Di sicuro il taccuino di Conte sarà zeppo di appunti, al pari di quello dei suoi ministri. L’elaborazione del passo successivo appare però ancora in fase embrionale. Una pagina bianca tutta da scrivere, mentre il tempo stringe. L’esecutivo ha guadagnato una decina di giorni. I problemi di prima sono ancora tutti sul tappeto, con dieci giorni in meno per risolverli.
Manca del tutto un piano di rilancio del paese, e da Villa Pamphilj si esce solo con indicazioni vaghe. Una riduzione dell’Iva? Ne stiamo parlando, ma è costosa. Il Piano Colao? Grazie dell’impegno, facciamo noi. La revoca della concessione alla Società Autostrade? È possibile, ma non è definita. La nazionalizzazione dell’Ilva (e di Alitalia)? Si faranno, forse, obtorto collo, ma non si può dire.
Resta irrisolto soprattutto il problema dei problemi, quel sì al Mes che i 5 Stelle non hanno ancora digerito, ma che pare inevitabile, se si vuole accedere agli altri fondi europei. E soprattutto se si vogliono soldi freschi subito. La situazione economica è talmente ingarbugliata che Conte si fa scappare che probabilmente sarà necessario un ulteriore scostamento di bilancio, cioè più debito ancora.

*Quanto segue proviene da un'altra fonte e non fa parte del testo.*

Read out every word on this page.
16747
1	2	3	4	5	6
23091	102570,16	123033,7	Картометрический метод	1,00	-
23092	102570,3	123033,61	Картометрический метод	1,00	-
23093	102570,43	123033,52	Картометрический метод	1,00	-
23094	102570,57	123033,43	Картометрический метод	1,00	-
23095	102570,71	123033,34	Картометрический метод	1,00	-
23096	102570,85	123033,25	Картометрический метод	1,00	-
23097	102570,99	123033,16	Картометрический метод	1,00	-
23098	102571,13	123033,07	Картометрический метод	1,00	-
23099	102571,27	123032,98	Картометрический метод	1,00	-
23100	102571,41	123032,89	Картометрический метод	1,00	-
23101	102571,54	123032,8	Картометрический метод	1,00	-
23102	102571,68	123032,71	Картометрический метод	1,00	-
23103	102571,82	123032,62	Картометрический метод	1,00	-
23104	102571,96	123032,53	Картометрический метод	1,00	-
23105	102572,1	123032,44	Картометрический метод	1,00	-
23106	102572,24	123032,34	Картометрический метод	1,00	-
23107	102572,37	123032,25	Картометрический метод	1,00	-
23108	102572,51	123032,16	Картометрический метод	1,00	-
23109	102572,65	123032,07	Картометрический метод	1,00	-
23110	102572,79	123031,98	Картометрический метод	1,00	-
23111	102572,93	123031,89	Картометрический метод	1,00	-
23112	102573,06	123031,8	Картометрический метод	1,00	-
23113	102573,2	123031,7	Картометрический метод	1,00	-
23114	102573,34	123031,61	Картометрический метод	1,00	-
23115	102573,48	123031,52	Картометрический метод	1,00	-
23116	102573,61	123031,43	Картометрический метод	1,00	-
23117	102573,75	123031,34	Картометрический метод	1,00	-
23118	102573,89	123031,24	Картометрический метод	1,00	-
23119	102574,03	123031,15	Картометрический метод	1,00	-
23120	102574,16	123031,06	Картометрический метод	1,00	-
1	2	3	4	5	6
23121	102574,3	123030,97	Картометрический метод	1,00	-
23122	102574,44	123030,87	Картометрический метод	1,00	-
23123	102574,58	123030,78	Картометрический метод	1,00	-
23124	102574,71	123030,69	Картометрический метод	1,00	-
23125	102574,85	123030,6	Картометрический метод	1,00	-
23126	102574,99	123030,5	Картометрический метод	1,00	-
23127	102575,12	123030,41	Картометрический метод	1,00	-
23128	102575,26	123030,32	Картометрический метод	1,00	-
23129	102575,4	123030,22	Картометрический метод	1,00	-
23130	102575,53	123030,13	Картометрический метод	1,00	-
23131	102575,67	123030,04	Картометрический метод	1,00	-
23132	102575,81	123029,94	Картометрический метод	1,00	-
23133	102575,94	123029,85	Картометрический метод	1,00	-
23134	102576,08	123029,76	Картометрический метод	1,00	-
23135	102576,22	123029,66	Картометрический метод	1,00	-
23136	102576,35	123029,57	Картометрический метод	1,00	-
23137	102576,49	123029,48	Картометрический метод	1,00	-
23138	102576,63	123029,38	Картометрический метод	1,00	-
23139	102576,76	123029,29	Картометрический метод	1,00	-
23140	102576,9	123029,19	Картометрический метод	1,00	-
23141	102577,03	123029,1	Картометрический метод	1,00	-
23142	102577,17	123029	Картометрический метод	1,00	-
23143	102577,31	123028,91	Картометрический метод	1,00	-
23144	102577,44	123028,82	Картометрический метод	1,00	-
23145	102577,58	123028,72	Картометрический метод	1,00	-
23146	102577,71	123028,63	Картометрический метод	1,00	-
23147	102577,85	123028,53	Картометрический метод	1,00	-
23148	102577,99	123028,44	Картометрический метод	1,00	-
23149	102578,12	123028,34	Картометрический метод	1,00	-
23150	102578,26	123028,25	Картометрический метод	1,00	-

All’orizzonte si profila un autunno drammatico dal punto di vista economico e sociale. Per Conte sarebbe più facile se riuscisse a recuperare uno straccio di dialogo con l’opposizione, quel dialogo tante volte invocato da Mattarella, ma che spesso proprio Palazzo Chigi è sembrato voler sabotare. Chiudendo gli Stati generali il premier prova a dirsi disponibile, raccogliendo qualche segnale venuto dal centrodestra. Il tentativo di ricucire sembra però partire con il piede sbagliato, perché l’ipotesi di ricevere separatamente le tre forze di opposizione viene respinto al mittente con rabbia prima da Salvini, poi anche dalla Meloni.
Va detto che un’interlocuzione sarebbe utile anche al centrodestra, oggi ininfluente e tagliato fuori da tutto, e l’ipotesi piace soprattutto a Berlusconi. La diffidenza reciproca però è enorme, anche se il leader della Lega ammettendo di aver commesso degli errori ha tentato di evitare l’ennesimo muro contro muro, spiegando che del dialogo fra maggioranza e opposizione è il paese ad avere bisogno.
Per il governo comunque l’impresa delle prossime settimane appare titanica: chiudere il difficile negoziato sugli aiuti europei per la ripresa, varare un decreto semplificazioni davvero incisivo, e contemporaneamente dare corso ai decreti attuativi dei provvedimenti d’urgenza già varati (13 decreti legge), stimati addirittura in 165 da Openpolis. Solo 31 sono stati sin qui adottati, senza la piena attuazione molte norme rimarranno sulla carta.
Settimana dopo settimana il quadro non cambia: l’economia boccheggia, i sostegni promessi arrivano con il contagocce, fra le forze di maggioranza è tutto uno sgambetto (ultimo la candidatura del renziano Scalfarotto in Puglia alle regionali contro l’uscente Emiliano). Sopravviverà all’estate il governo? È una domanda che si pongono ormai quotidianamente anche dalle parti del Quirinale, dove si teme per un possibile vuoto di potere.
La risposta sta in questo momento nell’assenza di una soluzione alternativa a quella giallorossa, entro i cui confini in tanti si esercitano intorno al nome del possibile successore di Mattarella. Ma la partita del Quirinale si giocherà fra diciotto mesi. Da qui ad allora un cambio di scenario è più probabile che possa essere innescato dall’economia che non da manovre di palazzo, per le quali lo spazio è angusto. Mattarella lo sa, e si prepara a un lungo autunno caldo.